We thank the Editor-in-Chief of the International Journal of Data Science and Analytics (JDSA), Professor Longbing Cao, for the opportunity to guest-edit this collection. We are also very thankful to the contributing authors and the reviewers who carefully examined the papers. We ended accepting six papers, covering a wide spectrum of challenging issues:

  • Data Science: a game-changer for science and innovation: a paper showing how data science impacts science and society at large, including ethical and governance issues connected with managing data that touch upon aspects of human behaviour.

  • Measuring objective and subjective well-being: dimensions and data sources: a paper that illustrates the approaches for measuring well-being. The authors distinguish between objective and subjective well-being and surveys the theoretical background, the relevant dimensions of well-being, the new data sources for measurement, and relevant recent studies.
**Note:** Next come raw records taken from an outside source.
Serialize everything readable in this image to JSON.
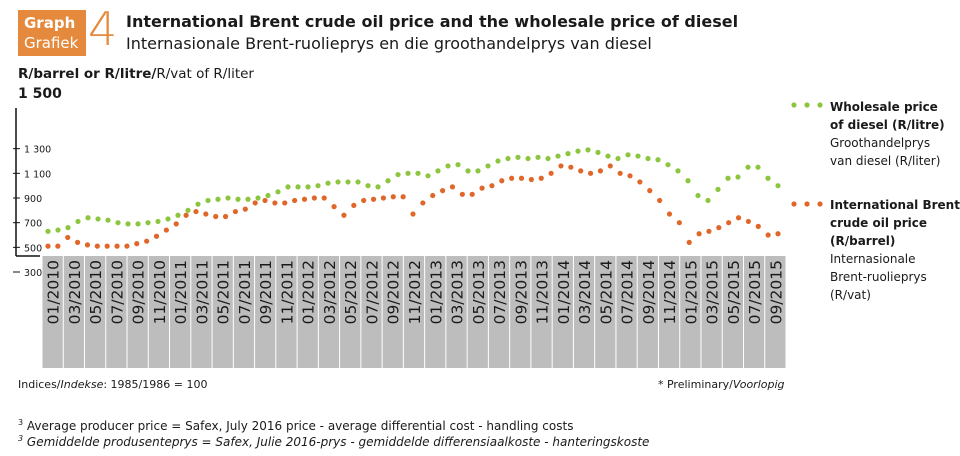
{
  "header": {
    "badge_en": "Graph",
    "badge_af": "Grafiek",
    "number": "4",
    "title_en": "International Brent crude oil price and the wholesale price of diesel",
    "title_af": "Internasionale Brent-ruolieprys en die groothandelprys van diesel"
  },
  "axis": {
    "unit_en": "R/barrel or R/litre/",
    "unit_af": "R/vat of R/liter",
    "top_value": "1 500"
  },
  "legend": {
    "diesel_en_1": "Wholesale price",
    "diesel_en_2": "of diesel (R/litre)",
    "diesel_af_1": "Groothandelprys",
    "diesel_af_2": "van diesel (R/liter)",
    "brent_en_1": "International Brent",
    "brent_en_2": "crude oil price",
    "brent_en_3": "(R/barrel)",
    "brent_af_1": "Internasionale",
    "brent_af_2": "Brent-ruolieprys",
    "brent_af_3": "(R/vat)"
  },
  "notes": {
    "indices": "Indices/",
    "indices_af": "Indekse",
    "indices_val": ": 1985/1986 = 100",
    "preliminary": "* Preliminary/",
    "preliminary_af": "Voorlopig",
    "foot_sup": "3",
    "foot_en": "Average producer price = Safex, July 2016 price - average differential cost - handling costs",
    "foot_af": "Gemiddelde produsenteprys = Safex, Julie 2016-prys - gemiddelde differensiaalkoste - hanteringskoste"
  },
  "chart_data": {
    "type": "scatter",
    "colors": {
      "diesel": "#8cc63f",
      "brent": "#e0672a",
      "band": "#bdbdbd"
    },
    "ylim": [
      300,
      1500
    ],
    "yticks": [
      "1 300",
      "1 100",
      "900",
      "700",
      "500",
      "300"
    ],
    "ytick_values": [
      1300,
      1100,
      900,
      700,
      500,
      300
    ],
    "xticks": [
      "01/2010",
      "03/2010",
      "05/2010",
      "07/2010",
      "09/2010",
      "11/2010",
      "01/2011",
      "03/2011",
      "05/2011",
      "07/2011",
      "09/2011",
      "11/2011",
      "01/2012",
      "03/2012",
      "05/2012",
      "07/2012",
      "09/2012",
      "11/2012",
      "01/2013",
      "03/2013",
      "05/2013",
      "07/2013",
      "09/2013",
      "11/2013",
      "01/2014",
      "03/2014",
      "05/2014",
      "07/2014",
      "09/2014",
      "11/2014",
      "01/2015",
      "03/2015",
      "05/2015",
      "07/2015",
      "09/2015"
    ],
    "series": [
      {
        "key": "diesel",
        "values": [
          630,
          640,
          660,
          710,
          740,
          730,
          720,
          700,
          690,
          690,
          700,
          710,
          730,
          760,
          800,
          850,
          880,
          890,
          900,
          890,
          890,
          900,
          920,
          950,
          990,
          990,
          990,
          1000,
          1020,
          1030,
          1030,
          1030,
          1000,
          990,
          1040,
          1090,
          1100,
          1100,
          1080,
          1120,
          1160,
          1170,
          1120,
          1120,
          1160,
          1200,
          1220,
          1230,
          1220,
          1230,
          1220,
          1240,
          1260,
          1280,
          1290,
          1270,
          1240,
          1220,
          1250,
          1240,
          1220,
          1210,
          1170,
          1120,
          1040,
          920,
          880,
          970,
          1060,
          1070,
          1150,
          1150,
          1060,
          1000
        ]
      },
      {
        "key": "brent",
        "values": [
          510,
          510,
          580,
          540,
          520,
          510,
          510,
          510,
          510,
          530,
          550,
          590,
          640,
          690,
          760,
          790,
          770,
          750,
          750,
          790,
          810,
          860,
          880,
          860,
          860,
          880,
          890,
          900,
          900,
          830,
          760,
          840,
          880,
          890,
          900,
          910,
          910,
          770,
          860,
          920,
          960,
          990,
          930,
          930,
          980,
          1000,
          1040,
          1060,
          1060,
          1050,
          1060,
          1100,
          1160,
          1150,
          1120,
          1100,
          1120,
          1160,
          1100,
          1080,
          1030,
          960,
          880,
          770,
          700,
          540,
          610,
          630,
          660,
          700,
          740,
          710,
          670,
          600,
          610
        ]
      }
    ]
  }
}
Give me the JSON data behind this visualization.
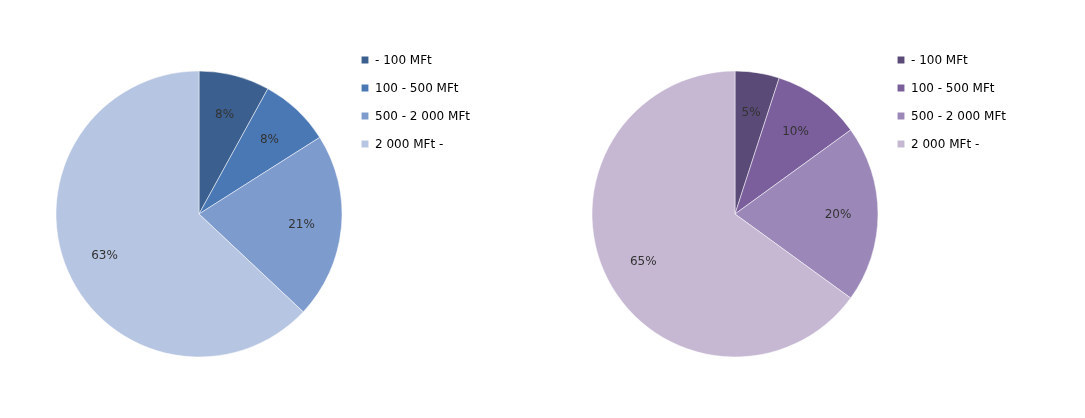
{
  "chart_data": [
    {
      "type": "pie",
      "categories": [
        "- 100 MFt",
        "100 - 500 MFt",
        "500 - 2 000 MFt",
        "2 000 MFt -"
      ],
      "values": [
        8,
        8,
        21,
        63
      ],
      "value_labels": [
        "8%",
        "8%",
        "21%",
        "63%"
      ],
      "colors": [
        "#3b5f8f",
        "#4a78b5",
        "#7e9bce",
        "#b6c5e1"
      ],
      "legend": "top right"
    },
    {
      "type": "pie",
      "categories": [
        "- 100 MFt",
        "100 - 500 MFt",
        "500 - 2 000 MFt",
        "2 000 MFt -"
      ],
      "values": [
        5,
        10,
        20,
        65
      ],
      "value_labels": [
        "5%",
        "10%",
        "20%",
        "65%"
      ],
      "colors": [
        "#5a4a78",
        "#7b5e9c",
        "#9b88b8",
        "#c6b8d3"
      ],
      "legend": "top right"
    }
  ]
}
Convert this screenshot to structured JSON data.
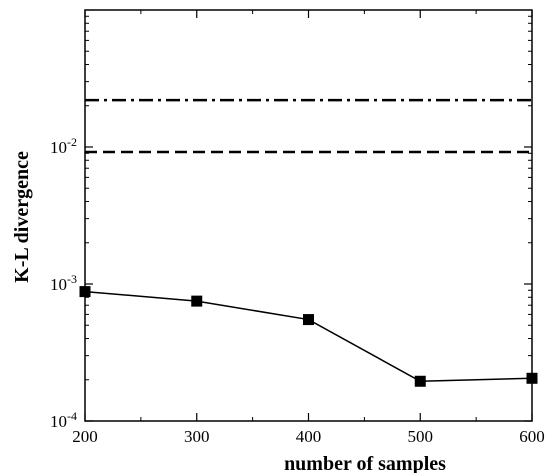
{
  "chart_data": {
    "type": "line",
    "xlabel": "number of samples",
    "ylabel": "K-L divergence",
    "xlim": [
      200,
      600
    ],
    "ylim": [
      0.0001,
      0.1
    ],
    "y_scale": "log",
    "grid": false,
    "x_ticks": [
      200,
      300,
      400,
      500,
      600
    ],
    "x_tick_labels": [
      "200",
      "300",
      "400",
      "500",
      "600"
    ],
    "y_ticks": [
      {
        "value": 0.0001,
        "base": "10",
        "exp": "-4"
      },
      {
        "value": 0.001,
        "base": "10",
        "exp": "-3"
      },
      {
        "value": 0.01,
        "base": "10",
        "exp": "-2"
      }
    ],
    "series": [
      {
        "style": "solid",
        "marker": "square",
        "color": "#000000",
        "x": [
          200,
          300,
          400,
          500,
          600
        ],
        "y": [
          0.00088,
          0.00075,
          0.00055,
          0.000195,
          0.000205
        ]
      },
      {
        "style": "dashed",
        "color": "#000000",
        "x": [
          200,
          600
        ],
        "y": [
          0.0092,
          0.0092
        ]
      },
      {
        "style": "dash-dot",
        "color": "#000000",
        "x": [
          200,
          600
        ],
        "y": [
          0.022,
          0.022
        ]
      }
    ]
  }
}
  • (So) Big Data and the transformation of the city: this paper discusses the main issues of urban data analytics, focusing on privacy issues, algorithms, applications, and georeferenced data from social media. The authors leverage, as concrete case studies of urban data science tools, the results obtained in the “City of Citizens” thematic area of the SoBigData initiative, which includes a virtual research environment with mobility datasets and urban analytics methods developed by several institutions around Europe.

  • Human migration: the big data perspective: in this paper the authors answer the question “How can big data help to understand the migration phenomenon?” through an analysis of various phases of migration, comparing traditional and novel data sources and models at each phase. They focus on three phases of migration—the journey, the stay, and the return—at each phase describing the state of the art and recent developments and ideas.

  • A Workflow Language for Research e-Infrastructures: this paper outlines the HyWare language and platform. The language is an extension of the traditional workflow languages enabling the definition of workflows including automatic and manual analytical steps with the purpose of replicating and building large-scale data-driven experiments.

  • An ethical and legal framework for social data science: this paper provides a framework for research infrastructures enabling ethically-sensitive and legally compliant data science, helping data scientists to frame the appropriate self-assessment questions to ensure an ethical, responsible design, implementation and deployment of data science projects.

We, as guest editors, are proud to offer this collection to the attention and scrutiny of the scientific community.